Dynamique de talents
Même espoir et même sentiment de satisfaction du côté de Marietou, elle aussi 18 ans et habitante de Clichy : « J’ai postulé ici parce que cette école bénéficie de la réputation de Thierry Marx et que c’est à mon avis un bon moyen de trouver rapidement un emploi. C’est comme un CAP cuisine, mais en 2 mois, et ça me convient très bien. », dit cette jeune femme italo-burkinabè.

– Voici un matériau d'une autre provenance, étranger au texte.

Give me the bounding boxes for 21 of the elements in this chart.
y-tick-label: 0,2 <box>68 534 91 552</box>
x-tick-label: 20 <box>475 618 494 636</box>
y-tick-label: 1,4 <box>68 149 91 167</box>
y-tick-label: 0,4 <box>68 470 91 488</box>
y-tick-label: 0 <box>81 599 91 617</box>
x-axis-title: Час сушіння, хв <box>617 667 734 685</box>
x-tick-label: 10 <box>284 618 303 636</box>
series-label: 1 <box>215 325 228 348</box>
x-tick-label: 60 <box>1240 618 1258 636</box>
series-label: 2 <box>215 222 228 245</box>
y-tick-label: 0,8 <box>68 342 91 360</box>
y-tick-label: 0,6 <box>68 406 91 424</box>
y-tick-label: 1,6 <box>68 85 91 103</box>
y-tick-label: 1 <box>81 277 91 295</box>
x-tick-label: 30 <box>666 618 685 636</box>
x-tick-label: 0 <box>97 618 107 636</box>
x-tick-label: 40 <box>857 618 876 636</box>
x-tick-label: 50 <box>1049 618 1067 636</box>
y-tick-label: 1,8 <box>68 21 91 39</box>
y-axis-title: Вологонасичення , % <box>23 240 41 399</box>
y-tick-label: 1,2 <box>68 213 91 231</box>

La preuve que ça marche, elle est incarnée ce jour-là par Marie Duchevet, élève de la première promotion de Clichy en avril et déjà embauchée ! Originaire de Livry-Gargan, cette femme de 38 ans, diététicienne pendant plus de 10 ans, vit une reconversion professionnelle réussie : à peine sortie de Cuisine Mode d’Emploi(s), elle a été embauchée en CDI au Castor Gourmand, un restaurant gastronomique à Crémieux (Isère) dans lequel elle avait effectué son stage de 3 semaines. « Cette école, c’est vraiment un tremplin. Elle donne non seulement une formation de qualité, mais aussi un réseau. C’est précieux quand comme moi on n’est pas du milieu. », juge celle qui, à terme, se verrait bien ouvrir sa propre table, à connotation écologique.

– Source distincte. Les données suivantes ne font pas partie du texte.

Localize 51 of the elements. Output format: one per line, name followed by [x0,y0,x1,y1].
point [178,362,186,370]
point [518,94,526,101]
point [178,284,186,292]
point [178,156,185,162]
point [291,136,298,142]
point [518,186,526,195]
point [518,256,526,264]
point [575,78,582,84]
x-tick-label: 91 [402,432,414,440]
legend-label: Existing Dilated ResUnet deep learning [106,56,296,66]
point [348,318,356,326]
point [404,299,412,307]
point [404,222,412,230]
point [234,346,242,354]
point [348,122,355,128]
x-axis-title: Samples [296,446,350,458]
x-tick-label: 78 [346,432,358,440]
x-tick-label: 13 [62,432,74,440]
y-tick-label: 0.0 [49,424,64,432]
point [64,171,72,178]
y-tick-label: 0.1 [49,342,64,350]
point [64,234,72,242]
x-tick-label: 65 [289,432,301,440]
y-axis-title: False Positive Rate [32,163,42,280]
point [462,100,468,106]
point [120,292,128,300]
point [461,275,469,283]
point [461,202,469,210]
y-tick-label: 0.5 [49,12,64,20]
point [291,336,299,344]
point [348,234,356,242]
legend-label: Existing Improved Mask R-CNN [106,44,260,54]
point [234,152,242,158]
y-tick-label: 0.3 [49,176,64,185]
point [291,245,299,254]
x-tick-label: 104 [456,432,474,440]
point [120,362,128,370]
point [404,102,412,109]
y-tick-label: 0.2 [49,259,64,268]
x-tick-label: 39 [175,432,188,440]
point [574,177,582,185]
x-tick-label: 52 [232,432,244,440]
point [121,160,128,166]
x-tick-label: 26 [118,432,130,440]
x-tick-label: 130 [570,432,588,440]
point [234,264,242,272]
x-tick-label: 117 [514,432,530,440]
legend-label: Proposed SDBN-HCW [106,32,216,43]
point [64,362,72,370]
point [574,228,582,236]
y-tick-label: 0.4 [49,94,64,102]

D’ailleurs, sur la première promotion, alors que les stages de sortie viennent tout juste de s’achever, les retours sont bons : le CME Clichy peut déjà se targuer de cinq embauches, dont 2 CDI. Au niveau national, sur les 7 centres de formation réunis, le taux de retour à l’emploi est même de 94 %, dans un secteur de la restauration où chaque année, 54 000 postes sont non-pourvus. Joinville Arbens, 31 ans, n’a pas encore eu cette chance, mais il a bon espoir après être passé par cette formation. Venu prêter main forte à ses successeurs, il détaille le contenu d’une journée au CME. « A 8h, il faut être devant la cheffe en tenue. Après, on travaille sur les entrées et les plats, un peu aussi les desserts, même si on est moins formés à la pâtisserie. Debrief de la journée à 16h. C’est une journée dure, intense, mais pour ceux qui ont la motivation, ça ne va pas être fatigant… », estime celui qui veut maintenant engranger de l’expérience avant d’ouvrir sa propre affaire mixant cuisine haïtienne, américaine et française.

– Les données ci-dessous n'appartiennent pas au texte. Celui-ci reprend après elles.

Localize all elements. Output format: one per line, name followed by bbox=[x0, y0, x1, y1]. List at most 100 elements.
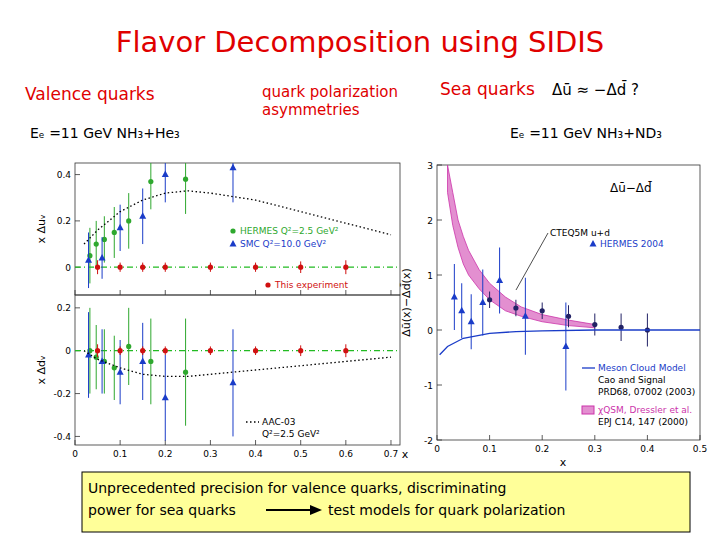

Le mot de la fin est pour un « rêveur », comme il se définit lui-même, Thierry Marx. « Il faut arrêter de croire qu’il y a des quartiers qui sont assignés à l’échec, ou au désordre. En Seine-Saint-Denis, mais aussi ailleurs, il y a une dynamique de talents qu’on a tendance à oublier pour toujours rabâcher les mêmes problèmes – réels ou fantasmés. Alors que ce dont les gens ont besoin ici, c’est d’être raccrochés à des dynamiques économiques, comme tout le monde. » Au terme de leurs 11 semaines de formation, Ilyaz, Marietou ou encore Marie ont maintenant envie de croquer la vie à pleines dents.
Christophe Lehousse
Photos :@Nicolas Moulard
Comme dans les 6 autres Cuisine Mode d’Emploi, la structure de Clichy est elle aussi dotée d’un restaurant d’application, ouvert deux fois par semaine. « Ça les place d’emblée dans la réalité du métier, en leur donnant la fierté de l’exercer, et ça contribue aussi aux dépenses de fonctionnement », explique Thierry Marx. Les mardi et jeudi midi, il est donc possible de venir manger sur place, pour un menu à 15 euros, café compris. La réservation est en revanche obligatoire : rue des Bleuets 06 42 40 92 23.